What is a Debt Tender Offer

A debt tender offer is when a firm retires all or a portion of its debt securities by making an offer to its debtholders to repurchase a predetermined number of bonds at a specified price and during a set period of time. Firms may use a debt tender offer as a mechanism for capital restructuring or refinancing.

BREAKING DOWN Debt Tender Offer

When a company issues debt, it receives a loan from investors who purchase the debt. To compensate these investors for the funds borrowed, the issuer will make interest or coupon payments to the debtholders. The interest payments, which are fixed, represent a cost of debt to the issuer. It is possible that interest rates in the economy will change during the life of the bond. When interest rates increase, the value of the existing bond will decrease since the coupon rate will be lower than the prevailing interest rate.
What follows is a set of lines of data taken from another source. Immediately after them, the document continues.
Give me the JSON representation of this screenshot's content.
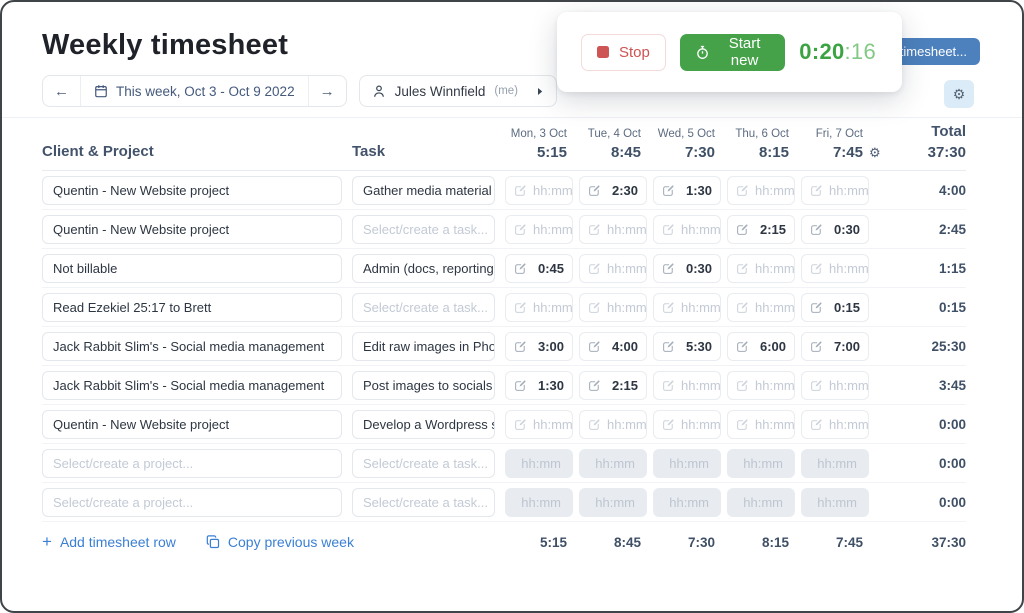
{
  "page_title": "Weekly timesheet",
  "toolbar": {
    "week_picker": {
      "prev": "←",
      "label": "This week, Oct 3 - Oct 9 2022",
      "next": "→"
    },
    "user_picker": {
      "name": "Jules Winnfield",
      "suffix": "(me)"
    }
  },
  "timer_card": {
    "stop_label": "Stop",
    "start_new_label": "Start new",
    "elapsed_main": "0:20",
    "elapsed_seconds": ":16"
  },
  "overlay": {
    "timesheet_button_label": "timesheet...",
    "settings_gear": "⚙"
  },
  "table": {
    "headers": {
      "project": "Client & Project",
      "task": "Task",
      "total": "Total",
      "gear": "⚙"
    },
    "days": [
      {
        "label": "Mon, 3 Oct",
        "total": "5:15"
      },
      {
        "label": "Tue, 4 Oct",
        "total": "8:45"
      },
      {
        "label": "Wed, 5 Oct",
        "total": "7:30"
      },
      {
        "label": "Thu, 6 Oct",
        "total": "8:15"
      },
      {
        "label": "Fri, 7 Oct",
        "total": "7:45"
      }
    ],
    "week_total": "37:30",
    "placeholders": {
      "project": "Select/create a project...",
      "task": "Select/create a task...",
      "time": "hh:mm"
    },
    "rows": [
      {
        "project": "Quentin - New Website project",
        "task": "Gather media material",
        "times": [
          "",
          "2:30",
          "1:30",
          "",
          ""
        ],
        "total": "4:00",
        "disabled": false
      },
      {
        "project": "Quentin - New Website project",
        "task": "",
        "times": [
          "",
          "",
          "",
          "2:15",
          "0:30"
        ],
        "total": "2:45",
        "disabled": false
      },
      {
        "project": "Not billable",
        "task": "Admin (docs, reporting)",
        "times": [
          "0:45",
          "",
          "0:30",
          "",
          ""
        ],
        "total": "1:15",
        "disabled": false
      },
      {
        "project": "Read Ezekiel 25:17 to Brett",
        "task": "",
        "times": [
          "",
          "",
          "",
          "",
          "0:15"
        ],
        "total": "0:15",
        "disabled": false
      },
      {
        "project": "Jack Rabbit Slim's - Social media management",
        "task": "Edit raw images in Phot...",
        "times": [
          "3:00",
          "4:00",
          "5:30",
          "6:00",
          "7:00"
        ],
        "total": "25:30",
        "disabled": false
      },
      {
        "project": "Jack Rabbit Slim's - Social media management",
        "task": "Post images to socials",
        "times": [
          "1:30",
          "2:15",
          "",
          "",
          ""
        ],
        "total": "3:45",
        "disabled": false
      },
      {
        "project": "Quentin - New Website project",
        "task": "Develop a Wordpress si...",
        "times": [
          "",
          "",
          "",
          "",
          ""
        ],
        "total": "0:00",
        "disabled": false
      },
      {
        "project": "",
        "task": "",
        "times": [
          "",
          "",
          "",
          "",
          ""
        ],
        "total": "0:00",
        "disabled": true
      },
      {
        "project": "",
        "task": "",
        "times": [
          "",
          "",
          "",
          "",
          ""
        ],
        "total": "0:00",
        "disabled": true
      }
    ],
    "footer": {
      "add_row": "Add timesheet row",
      "copy_week": "Copy previous week",
      "day_totals": [
        "5:15",
        "8:45",
        "7:30",
        "8:15",
        "7:45"
      ],
      "week_total": "37:30"
    }
  },
  "colors": {
    "accent_blue": "#3a7fd5",
    "button_blue": "#4c81bd",
    "green": "#45a249",
    "timer_green": "#3ba342",
    "red": "#cd5555",
    "slate_header": "#42536b"
  }
}
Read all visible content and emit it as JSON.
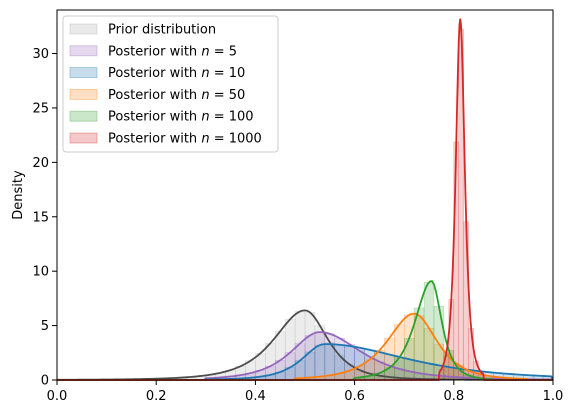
{
  "chart_data": {
    "type": "area",
    "ylabel": "Density",
    "xlim": [
      0.0,
      1.0
    ],
    "ylim": [
      0,
      34
    ],
    "x_ticks": [
      "0.0",
      "0.2",
      "0.4",
      "0.6",
      "0.8",
      "1.0"
    ],
    "y_ticks": [
      "0",
      "5",
      "10",
      "15",
      "20",
      "25",
      "30"
    ],
    "legend_position": "top-left",
    "grid": false,
    "series": [
      {
        "name": "Prior distribution",
        "hist_color": "#a8a8a8",
        "line_color": "#4d4d4d",
        "mode": 0.5,
        "peak": 6.4,
        "sigma_left": 0.075,
        "sigma_right": 0.055,
        "range": [
          0.0,
          1.0
        ]
      },
      {
        "name": "Posterior with n = 5",
        "hist_color": "#9467bd",
        "line_color": "#9467bd",
        "mode": 0.53,
        "peak": 4.4,
        "sigma_left": 0.07,
        "sigma_right": 0.1,
        "range": [
          0.3,
          1.0
        ]
      },
      {
        "name": "Posterior with n = 10",
        "hist_color": "#1f77b4",
        "line_color": "#1f77b4",
        "mode": 0.54,
        "peak": 3.3,
        "sigma_left": 0.055,
        "sigma_right": 0.2,
        "range": [
          0.3,
          1.0
        ]
      },
      {
        "name": "Posterior with n = 50",
        "hist_color": "#ff7f0e",
        "line_color": "#ff7f0e",
        "mode": 0.72,
        "peak": 6.1,
        "sigma_left": 0.065,
        "sigma_right": 0.055,
        "range": [
          0.48,
          0.95
        ]
      },
      {
        "name": "Posterior with n = 100",
        "hist_color": "#2ca02c",
        "line_color": "#2ca02c",
        "mode": 0.755,
        "peak": 9.1,
        "sigma_left": 0.04,
        "sigma_right": 0.025,
        "range": [
          0.6,
          0.88
        ]
      },
      {
        "name": "Posterior with n = 1000",
        "hist_color": "#d62728",
        "line_color": "#d62728",
        "mode": 0.813,
        "peak": 33.2,
        "sigma_left": 0.011,
        "sigma_right": 0.011,
        "range": [
          0.77,
          0.86
        ]
      }
    ]
  },
  "legend": {
    "items": [
      {
        "prefix": "Prior distribution",
        "n": ""
      },
      {
        "prefix": "Posterior with ",
        "n": "5"
      },
      {
        "prefix": "Posterior with ",
        "n": "10"
      },
      {
        "prefix": "Posterior with ",
        "n": "50"
      },
      {
        "prefix": "Posterior with ",
        "n": "100"
      },
      {
        "prefix": "Posterior with ",
        "n": "1000"
      }
    ]
  }
}
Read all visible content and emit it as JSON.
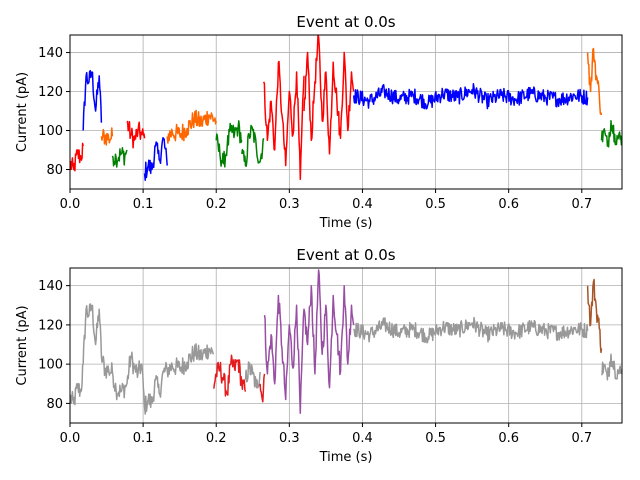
{
  "chart_data": [
    {
      "type": "line",
      "title": "Event at 0.0s",
      "xlabel": "Time (s)",
      "ylabel": "Current (pA)",
      "xlim": [
        0.0,
        0.755
      ],
      "ylim": [
        70,
        149
      ],
      "xticks": [
        0.0,
        0.1,
        0.2,
        0.3,
        0.4,
        0.5,
        0.6,
        0.7
      ],
      "xtick_labels": [
        "0.0",
        "0.1",
        "0.2",
        "0.3",
        "0.4",
        "0.5",
        "0.6",
        "0.7"
      ],
      "yticks": [
        80,
        100,
        120,
        140
      ],
      "ytick_labels": [
        "80",
        "100",
        "120",
        "140"
      ],
      "grid": true,
      "legend": "none",
      "series": [
        {
          "color": "#ff0000",
          "x": [
            0.0,
            0.005,
            0.01,
            0.015,
            0.018
          ],
          "y": [
            83,
            80,
            88,
            86,
            92
          ]
        },
        {
          "color": "#0000ff",
          "x": [
            0.018,
            0.022,
            0.026,
            0.03,
            0.035,
            0.04,
            0.043
          ],
          "y": [
            100,
            128,
            125,
            130,
            110,
            128,
            104
          ]
        },
        {
          "color": "#ff6600",
          "x": [
            0.043,
            0.048,
            0.053,
            0.058
          ],
          "y": [
            97,
            97,
            96,
            97
          ]
        },
        {
          "color": "#008000",
          "x": [
            0.058,
            0.063,
            0.07,
            0.075,
            0.078
          ],
          "y": [
            87,
            86,
            88,
            87,
            90
          ]
        },
        {
          "color": "#ff0000",
          "x": [
            0.078,
            0.083,
            0.088,
            0.093,
            0.098,
            0.102
          ],
          "y": [
            104,
            98,
            95,
            100,
            98,
            96
          ]
        },
        {
          "color": "#0000ff",
          "x": [
            0.102,
            0.107,
            0.112,
            0.117,
            0.122,
            0.128,
            0.133
          ],
          "y": [
            78,
            82,
            80,
            92,
            85,
            96,
            82
          ]
        },
        {
          "color": "#ff6600",
          "x": [
            0.133,
            0.14,
            0.15,
            0.16,
            0.17,
            0.18,
            0.19,
            0.2
          ],
          "y": [
            97,
            99,
            98,
            101,
            106,
            104,
            108,
            105
          ]
        },
        {
          "color": "#008000",
          "x": [
            0.2,
            0.205,
            0.21,
            0.215,
            0.22,
            0.225,
            0.23,
            0.235
          ],
          "y": [
            95,
            88,
            83,
            92,
            100,
            98,
            102,
            95
          ]
        },
        {
          "color": "#008000",
          "x": [
            0.235,
            0.24,
            0.245,
            0.25,
            0.255,
            0.26,
            0.265
          ],
          "y": [
            88,
            82,
            98,
            100,
            91,
            84,
            96
          ]
        },
        {
          "color": "#ff0000",
          "x": [
            0.265,
            0.27,
            0.275,
            0.28,
            0.285,
            0.29,
            0.295,
            0.3,
            0.305,
            0.31,
            0.315,
            0.32
          ],
          "y": [
            125,
            95,
            115,
            90,
            135,
            108,
            82,
            120,
            98,
            130,
            75,
            128
          ]
        },
        {
          "color": "#ff0000",
          "x": [
            0.32,
            0.325,
            0.33,
            0.335,
            0.34,
            0.345,
            0.35,
            0.355,
            0.36,
            0.365,
            0.37,
            0.375,
            0.38,
            0.385,
            0.388
          ],
          "y": [
            110,
            140,
            95,
            125,
            148,
            105,
            130,
            88,
            135,
            115,
            96,
            140,
            100,
            130,
            120
          ]
        },
        {
          "color": "#0000ff",
          "x": [
            0.388,
            0.41,
            0.43,
            0.45,
            0.47,
            0.49,
            0.51,
            0.53,
            0.55,
            0.57,
            0.59,
            0.61,
            0.63,
            0.65,
            0.67,
            0.69,
            0.708
          ],
          "y": [
            118,
            115,
            120,
            116,
            118,
            114,
            119,
            117,
            121,
            115,
            118,
            116,
            119,
            117,
            116,
            118,
            117
          ]
        },
        {
          "color": "#ff6600",
          "x": [
            0.708,
            0.712,
            0.716,
            0.72,
            0.724,
            0.727
          ],
          "y": [
            140,
            120,
            142,
            128,
            118,
            108
          ]
        },
        {
          "color": "#008000",
          "x": [
            0.727,
            0.73,
            0.735,
            0.74,
            0.745,
            0.75,
            0.755
          ],
          "y": [
            95,
            100,
            92,
            105,
            98,
            96,
            95
          ]
        }
      ]
    },
    {
      "type": "line",
      "title": "Event at 0.0s",
      "xlabel": "Time (s)",
      "ylabel": "Current (pA)",
      "xlim": [
        0.0,
        0.755
      ],
      "ylim": [
        70,
        149
      ],
      "xticks": [
        0.0,
        0.1,
        0.2,
        0.3,
        0.4,
        0.5,
        0.6,
        0.7
      ],
      "xtick_labels": [
        "0.0",
        "0.1",
        "0.2",
        "0.3",
        "0.4",
        "0.5",
        "0.6",
        "0.7"
      ],
      "yticks": [
        80,
        100,
        120,
        140
      ],
      "ytick_labels": [
        "80",
        "100",
        "120",
        "140"
      ],
      "grid": true,
      "legend": "none",
      "series": [
        {
          "color": "#999999",
          "x": [
            0.0,
            0.005,
            0.01,
            0.015,
            0.018,
            0.022,
            0.026,
            0.03,
            0.035,
            0.04,
            0.043,
            0.048,
            0.053,
            0.058,
            0.063,
            0.07,
            0.075,
            0.078,
            0.083,
            0.088,
            0.093,
            0.098,
            0.102,
            0.107,
            0.112,
            0.117,
            0.122,
            0.128,
            0.133,
            0.14,
            0.15,
            0.16,
            0.17,
            0.18,
            0.19,
            0.196
          ],
          "y": [
            83,
            80,
            88,
            86,
            100,
            128,
            125,
            130,
            110,
            128,
            104,
            97,
            97,
            96,
            87,
            86,
            88,
            90,
            104,
            98,
            95,
            100,
            78,
            82,
            80,
            92,
            85,
            96,
            97,
            99,
            98,
            101,
            106,
            104,
            108,
            105
          ]
        },
        {
          "color": "#e41a1c",
          "x": [
            0.196,
            0.2,
            0.205,
            0.21,
            0.215,
            0.22,
            0.225,
            0.23,
            0.235,
            0.24
          ],
          "y": [
            88,
            95,
            98,
            92,
            85,
            100,
            98,
            102,
            90,
            86
          ]
        },
        {
          "color": "#999999",
          "x": [
            0.24,
            0.245,
            0.25,
            0.255,
            0.26
          ],
          "y": [
            92,
            98,
            95,
            88,
            96
          ]
        },
        {
          "color": "#e41a1c",
          "x": [
            0.26,
            0.263,
            0.266
          ],
          "y": [
            90,
            82,
            95
          ]
        },
        {
          "color": "#984ea3",
          "x": [
            0.266,
            0.27,
            0.275,
            0.28,
            0.285,
            0.29,
            0.295,
            0.3,
            0.305,
            0.31,
            0.315,
            0.32,
            0.325,
            0.33,
            0.335,
            0.34,
            0.345,
            0.35,
            0.355,
            0.36,
            0.365,
            0.37,
            0.375,
            0.38,
            0.385,
            0.388
          ],
          "y": [
            125,
            95,
            115,
            90,
            135,
            108,
            82,
            120,
            98,
            130,
            75,
            128,
            110,
            140,
            95,
            148,
            105,
            130,
            88,
            135,
            115,
            96,
            140,
            100,
            130,
            120
          ]
        },
        {
          "color": "#999999",
          "x": [
            0.388,
            0.41,
            0.43,
            0.45,
            0.47,
            0.49,
            0.51,
            0.53,
            0.55,
            0.57,
            0.59,
            0.61,
            0.63,
            0.65,
            0.67,
            0.69,
            0.708
          ],
          "y": [
            118,
            115,
            120,
            116,
            118,
            114,
            119,
            117,
            121,
            115,
            118,
            116,
            119,
            117,
            116,
            118,
            117
          ]
        },
        {
          "color": "#a65628",
          "x": [
            0.708,
            0.712,
            0.716,
            0.72,
            0.724,
            0.727
          ],
          "y": [
            140,
            120,
            142,
            128,
            118,
            108
          ]
        },
        {
          "color": "#999999",
          "x": [
            0.727,
            0.73,
            0.735,
            0.74,
            0.745,
            0.75,
            0.755
          ],
          "y": [
            95,
            100,
            92,
            105,
            98,
            96,
            95
          ]
        }
      ]
    }
  ]
}
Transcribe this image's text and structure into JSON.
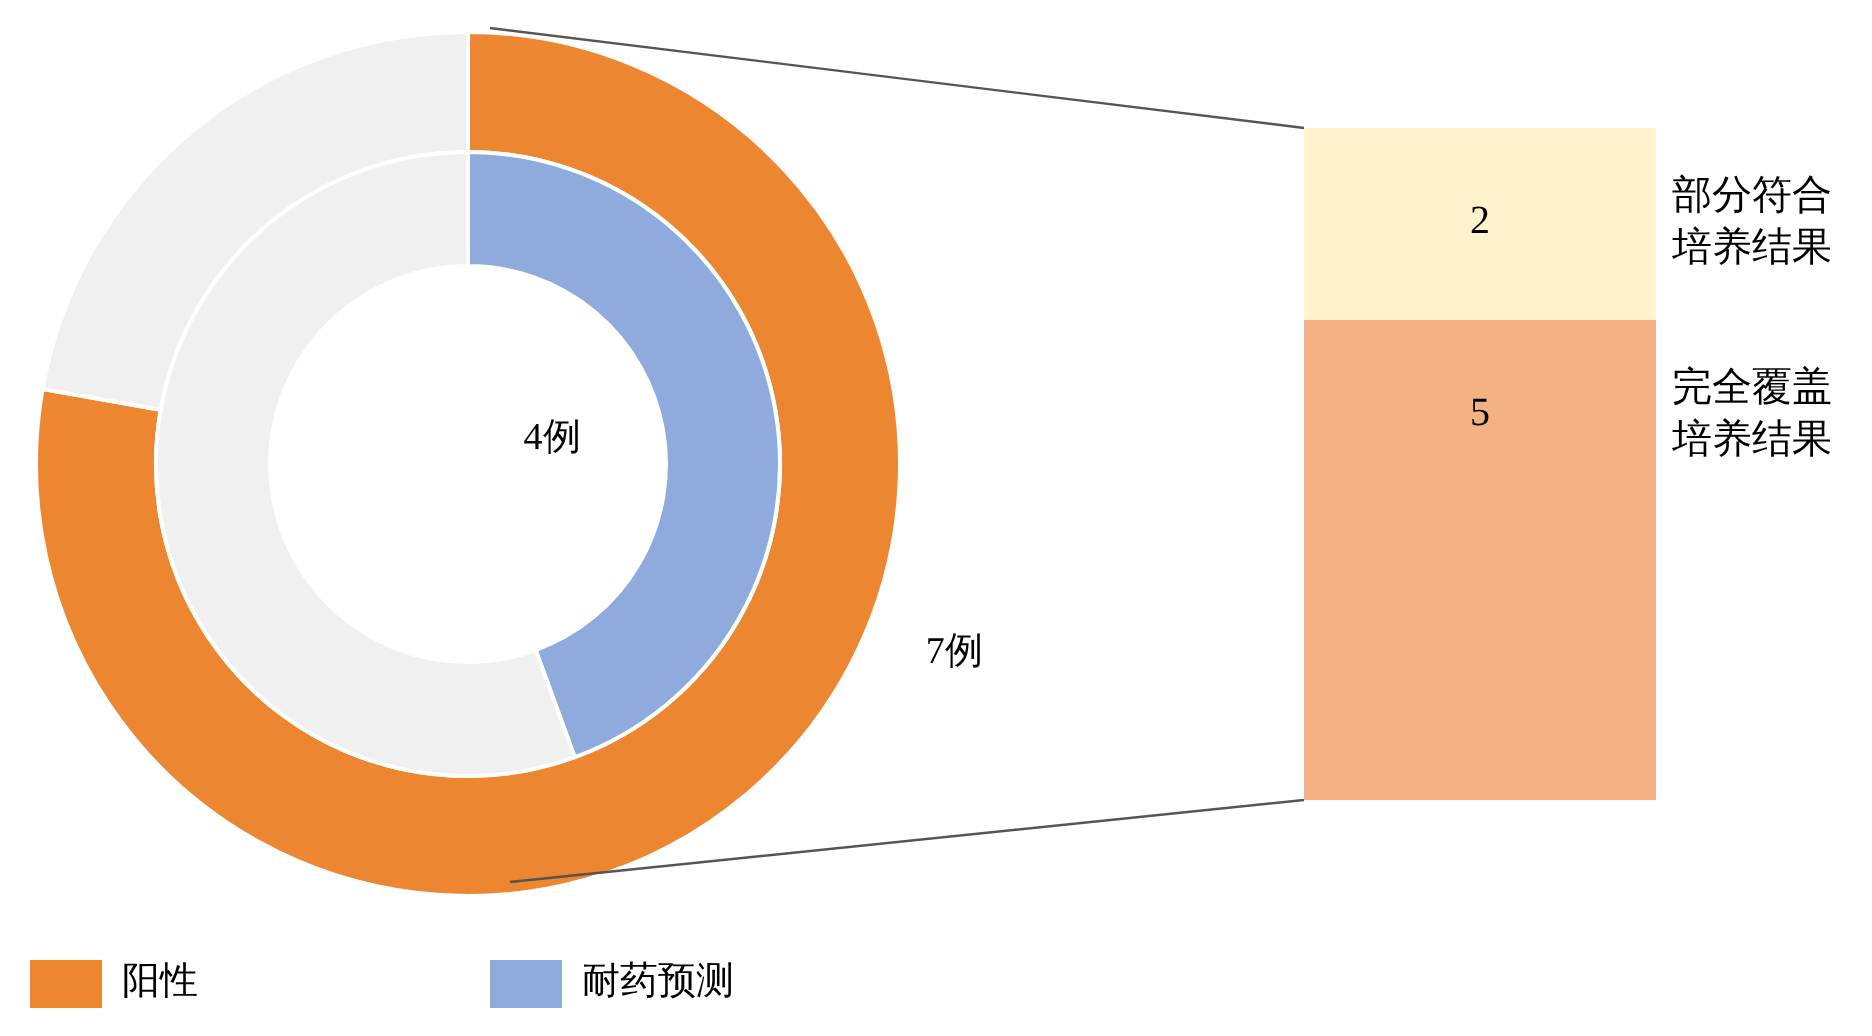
{
  "chart_data": [
    {
      "type": "donut",
      "categories": [
        null,
        null
      ],
      "legend": "bottom",
      "series": [
        {
          "name": "阳性",
          "color": "#ed8631",
          "colors": [
            "#ed8631",
            "#f0f0f0"
          ],
          "values": [
            7,
            2
          ],
          "value_labels": [
            "7例",
            null
          ]
        },
        {
          "name": "耐药预测",
          "color": "#8faadc",
          "colors": [
            "#8faadc",
            "#f0f0f0"
          ],
          "values": [
            4,
            5
          ],
          "value_labels": [
            "4例",
            null
          ]
        }
      ]
    },
    {
      "type": "bar",
      "stacked": true,
      "data_labels": true,
      "categories": [
        null
      ],
      "series": [
        {
          "name": "完全覆盖培养结果",
          "color": "#f4b183",
          "values": [
            5
          ]
        },
        {
          "name": "部分符合培养结果",
          "color": "#fff2cc",
          "values": [
            2
          ]
        }
      ]
    }
  ]
}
Similarly, when interest rates in the economy decrease, issuers will be stuck paying the higher coupon rates affixed to the bond, unless they restructure their debt securities. One method of restructuring debt is by making a debt tender offer.

Companies which have previously issued debt have the option to restructure the debt on favorable terms. Corporate issuers turn to debt tender offers as a way to eliminate their highly leveraged and risky capital structures. A debt tender offer is an opportunity for a corporate issuer to retire its existing bonds at less than the original face value and to reduce its related interest costs. The company makes an offer to repurchase the debt securities from bondholders for cash or exchanges them for new securities.

When a corporate issuer makes a cash tender offer, it makes a public offer to purchase some or all of its outstanding debt securities. A highly leveraged firm may wish to use its retained earnings to buy back bonds in order to lower its debt-to-equity ratio. Doing so will give the company a greater margin of safety against bankruptcy since the company will be paying less interest. A company that does not have access to the cash necessary to issue a cash tender offer can make an offer to holders of its outstanding debt securities, agreeing to exchange newly issued debt for the outstanding debt securities. The terms of the newly issued debt will usually be more favorable to the issuing company.

Debt tender and exchange offers for straight debt securities are subject to the tender offer rules in SEC Regulation 14E under the US Securities Exchange Act of 1934. Regulation 14E prohibits purchases and sales based on material, non-public information and requires that the tender offer be kept open for a minimum of 20 business days from commencement and 10 business days from notice of a change in the percentage of securities sought, consideration offered, or a dealer’s soliciting fee.

The debt tender offer only stands for a limited time. In addition, the offer to purchase the bonds is set at a price above the current market value but below the face value of the bonds. Since only a minimum amount of the bond repurchase is allowed, the investors cannot negotiate the terms of the debt tender offer. Securities accepted in the tender offer are typically purchased, retired, and canceled by the issuing company, and will no longer remain outstanding obligations on the financial statements.

On October 6, 2016, Walmart commenced a cash tender offer to purchase for up to $8,500,000,000 of certain outstanding debt securities in an attempt to reduce its interest expense. The offer expired on November 3, 2017.